Dies unterstreicht daher die Bedeutung strategischer Partnerschaften. Durch die Zusammenarbeit von G42, FPT Corp., einem Technologie- und Telekommunikationsunternehmen, und der Viet Thai Group haben Führungskräfte der BranchetronEngagement bewiesen und gegenseitiges Vertrauen aufgebaut.
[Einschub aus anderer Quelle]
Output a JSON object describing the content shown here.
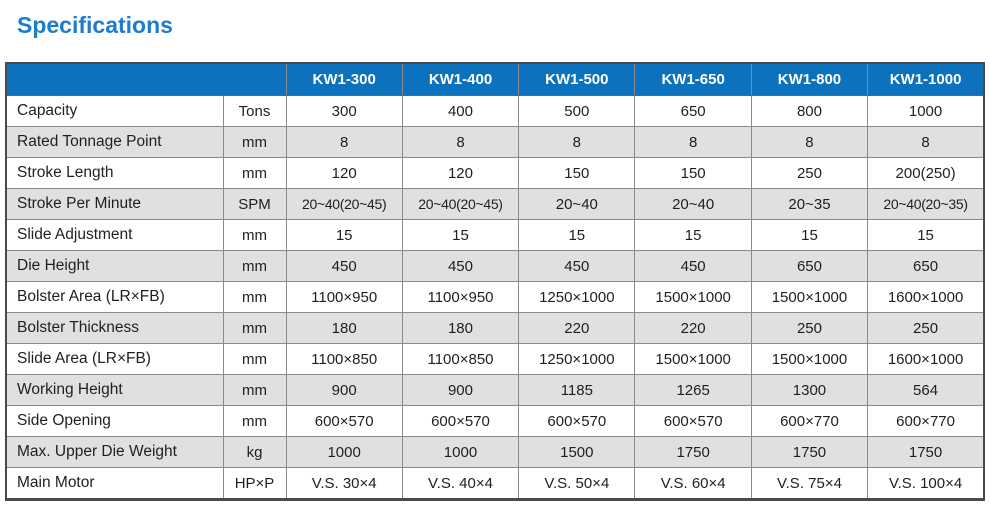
{
  "title": "Specifications",
  "colors": {
    "title_blue": "#1b7cd0",
    "header_blue": "#0d72be",
    "header_text": "#ffffff",
    "row_alt_gray": "#e0e0e0",
    "grid_line": "#8a8a8a",
    "text": "#1f1f1f"
  },
  "table": {
    "corner_label": "",
    "columns": [
      "KW1-300",
      "KW1-400",
      "KW1-500",
      "KW1-650",
      "KW1-800",
      "KW1-1000"
    ],
    "rows": [
      {
        "label": "Capacity",
        "unit": "Tons",
        "values": [
          "300",
          "400",
          "500",
          "650",
          "800",
          "1000"
        ]
      },
      {
        "label": "Rated Tonnage Point",
        "unit": "mm",
        "values": [
          "8",
          "8",
          "8",
          "8",
          "8",
          "8"
        ]
      },
      {
        "label": "Stroke Length",
        "unit": "mm",
        "values": [
          "120",
          "120",
          "150",
          "150",
          "250",
          "200(250)"
        ]
      },
      {
        "label": "Stroke Per Minute",
        "unit": "SPM",
        "values": [
          "20~40(20~45)",
          "20~40(20~45)",
          "20~40",
          "20~40",
          "20~35",
          "20~40(20~35)"
        ]
      },
      {
        "label": "Slide Adjustment",
        "unit": "mm",
        "values": [
          "15",
          "15",
          "15",
          "15",
          "15",
          "15"
        ]
      },
      {
        "label": "Die Height",
        "unit": "mm",
        "values": [
          "450",
          "450",
          "450",
          "450",
          "650",
          "650"
        ]
      },
      {
        "label": "Bolster Area (LR×FB)",
        "unit": "mm",
        "values": [
          "1100×950",
          "1100×950",
          "1250×1000",
          "1500×1000",
          "1500×1000",
          "1600×1000"
        ]
      },
      {
        "label": "Bolster Thickness",
        "unit": "mm",
        "values": [
          "180",
          "180",
          "220",
          "220",
          "250",
          "250"
        ]
      },
      {
        "label": "Slide Area (LR×FB)",
        "unit": "mm",
        "values": [
          "1100×850",
          "1100×850",
          "1250×1000",
          "1500×1000",
          "1500×1000",
          "1600×1000"
        ]
      },
      {
        "label": "Working Height",
        "unit": "mm",
        "values": [
          "900",
          "900",
          "1185",
          "1265",
          "1300",
          "564"
        ]
      },
      {
        "label": "Side Opening",
        "unit": "mm",
        "values": [
          "600×570",
          "600×570",
          "600×570",
          "600×570",
          "600×770",
          "600×770"
        ]
      },
      {
        "label": "Max. Upper Die Weight",
        "unit": "kg",
        "values": [
          "1000",
          "1000",
          "1500",
          "1750",
          "1750",
          "1750"
        ]
      },
      {
        "label": "Main Motor",
        "unit": "HP×P",
        "values": [
          "V.S. 30×4",
          "V.S. 40×4",
          "V.S. 50×4",
          "V.S. 60×4",
          "V.S. 75×4",
          "V.S. 100×4"
        ]
      }
    ]
  }
}
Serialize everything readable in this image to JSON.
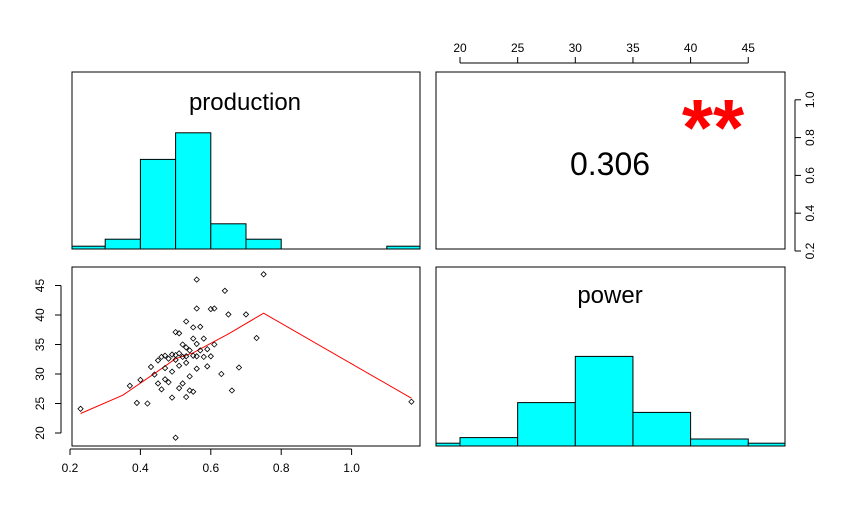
{
  "chart_data": {
    "type": "scatter",
    "variables": [
      "production",
      "power"
    ],
    "correlation": {
      "value": "0.306",
      "stars": "**"
    },
    "production_hist": {
      "breaks": [
        0.2,
        0.3,
        0.4,
        0.5,
        0.6,
        0.7,
        0.8,
        0.9,
        1.0,
        1.1,
        1.2
      ],
      "heights": [
        0.02,
        0.07,
        0.64,
        0.83,
        0.18,
        0.07,
        0.0,
        0.0,
        0.0,
        0.02
      ]
    },
    "power_hist": {
      "breaks": [
        20,
        25,
        30,
        35,
        40,
        45,
        50
      ],
      "heights": [
        0.06,
        0.31,
        0.64,
        0.24,
        0.05,
        0.02
      ]
    },
    "power_hist_left_stub": 0.02,
    "x_ticks": [
      0.2,
      0.4,
      0.6,
      0.8,
      1.0
    ],
    "x_tick_labels": [
      "0.2",
      "0.4",
      "0.6",
      "0.8",
      "1.0"
    ],
    "y_ticks": [
      20,
      25,
      30,
      35,
      40,
      45
    ],
    "y_tick_labels": [
      "20",
      "25",
      "30",
      "35",
      "40",
      "45"
    ],
    "top_ticks": [
      20,
      25,
      30,
      35,
      40,
      45
    ],
    "top_tick_labels": [
      "20",
      "25",
      "30",
      "35",
      "40",
      "45"
    ],
    "right_ticks": [
      0.2,
      0.4,
      0.6,
      0.8,
      1.0
    ],
    "right_tick_labels": [
      "0.2",
      "0.4",
      "0.6",
      "0.8",
      "1.0"
    ],
    "scatter_points": [
      [
        0.23,
        24.1
      ],
      [
        0.37,
        28.0
      ],
      [
        0.39,
        25.1
      ],
      [
        0.4,
        29.0
      ],
      [
        0.42,
        25.0
      ],
      [
        0.43,
        31.2
      ],
      [
        0.44,
        29.9
      ],
      [
        0.45,
        32.3
      ],
      [
        0.45,
        28.4
      ],
      [
        0.46,
        32.9
      ],
      [
        0.46,
        27.4
      ],
      [
        0.47,
        33.1
      ],
      [
        0.47,
        31.0
      ],
      [
        0.47,
        29.1
      ],
      [
        0.48,
        32.6
      ],
      [
        0.48,
        28.6
      ],
      [
        0.49,
        33.3
      ],
      [
        0.49,
        30.4
      ],
      [
        0.49,
        26.0
      ],
      [
        0.5,
        37.1
      ],
      [
        0.5,
        33.2
      ],
      [
        0.5,
        32.4
      ],
      [
        0.5,
        19.2
      ],
      [
        0.51,
        36.9
      ],
      [
        0.51,
        33.5
      ],
      [
        0.51,
        31.4
      ],
      [
        0.51,
        27.6
      ],
      [
        0.52,
        35.0
      ],
      [
        0.52,
        32.9
      ],
      [
        0.52,
        28.4
      ],
      [
        0.53,
        38.9
      ],
      [
        0.53,
        34.5
      ],
      [
        0.53,
        33.0
      ],
      [
        0.53,
        31.9
      ],
      [
        0.53,
        26.1
      ],
      [
        0.54,
        34.0
      ],
      [
        0.54,
        29.6
      ],
      [
        0.54,
        27.2
      ],
      [
        0.55,
        37.9
      ],
      [
        0.55,
        36.0
      ],
      [
        0.55,
        33.1
      ],
      [
        0.55,
        27.0
      ],
      [
        0.56,
        41.1
      ],
      [
        0.56,
        35.1
      ],
      [
        0.56,
        33.0
      ],
      [
        0.56,
        30.9
      ],
      [
        0.56,
        46.0
      ],
      [
        0.57,
        38.0
      ],
      [
        0.57,
        34.0
      ],
      [
        0.58,
        36.0
      ],
      [
        0.58,
        32.9
      ],
      [
        0.59,
        34.2
      ],
      [
        0.59,
        31.3
      ],
      [
        0.6,
        41.0
      ],
      [
        0.6,
        33.0
      ],
      [
        0.61,
        35.0
      ],
      [
        0.61,
        41.1
      ],
      [
        0.63,
        30.0
      ],
      [
        0.64,
        44.1
      ],
      [
        0.65,
        40.1
      ],
      [
        0.66,
        27.2
      ],
      [
        0.68,
        31.1
      ],
      [
        0.7,
        40.1
      ],
      [
        0.73,
        36.1
      ],
      [
        0.75,
        46.9
      ],
      [
        1.17,
        25.3
      ]
    ],
    "smooth_line": [
      [
        0.23,
        23.3
      ],
      [
        0.35,
        26.4
      ],
      [
        0.45,
        30.5
      ],
      [
        0.5,
        32.6
      ],
      [
        0.55,
        33.6
      ],
      [
        0.6,
        35.2
      ],
      [
        0.65,
        36.8
      ],
      [
        0.75,
        40.3
      ],
      [
        1.17,
        25.9
      ]
    ],
    "colors": {
      "hist_fill": "#00ffff",
      "smooth": "#ff0000",
      "stars": "#ff0000"
    }
  }
}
Dies signalisiert den Beginn der Umsetzung dieser Verpflichtungen in die Praxis, so der CEO.

Insbesondere wird erwartet, dass dieses Projekt erhebliche wirtschaftliche Auswirkungen in Vietnam haben wird, indem es Arbeitsplätze schafft, Direktinvestitionen in die Infrastruktur fördert und das Land als führendes Technologiezentrum in der Region positioniert.

Die Entscheidung von G42, seine chinesischen Vermögenswerte zu verkaufen

Zuvor war G42 in den USA einer gründlichen Untersuchung unterzogen worden, und zwar im Hinblick auf frühere Geschäfte mit in China ansässigen Startups und Huawei Technologies Co. , einem chinesischen multinationalen Konzern und Technologieunternehmen.

Angesichts dieser strengen Maßnahmen erklärte G42 öffentlich, dass es keine Beteiligungen an chinesischen Vermögenswerten habe, da es diese alle verkauft habe und nun die Bemühungen von US-dent Donald Trump unterstütze, amerikanische KI-Chips, Software und Modelle zu exportieren, um das Gesamtwachstum in China zu dämpfen.

In der Zwischenzeit hat das Unternehmen im Rahmen des Weltwirtschaftsforums Anfang des Jahres ein Rahmenwerk für digitale Botschaften vorgestellt. Dieses neue Rahmenwerk ermöglicht es anderen Firmen, IT-Dienstleistungen im Ausland einzurichten und zu betreiben. Darüber hinaus stellt das System sicher, dass andere Staaten die volle rechtliche Autorität über KI-Modelle und Daten besitzen, die in den Vereinigten Arabischen Emiraten evaluiert wurden.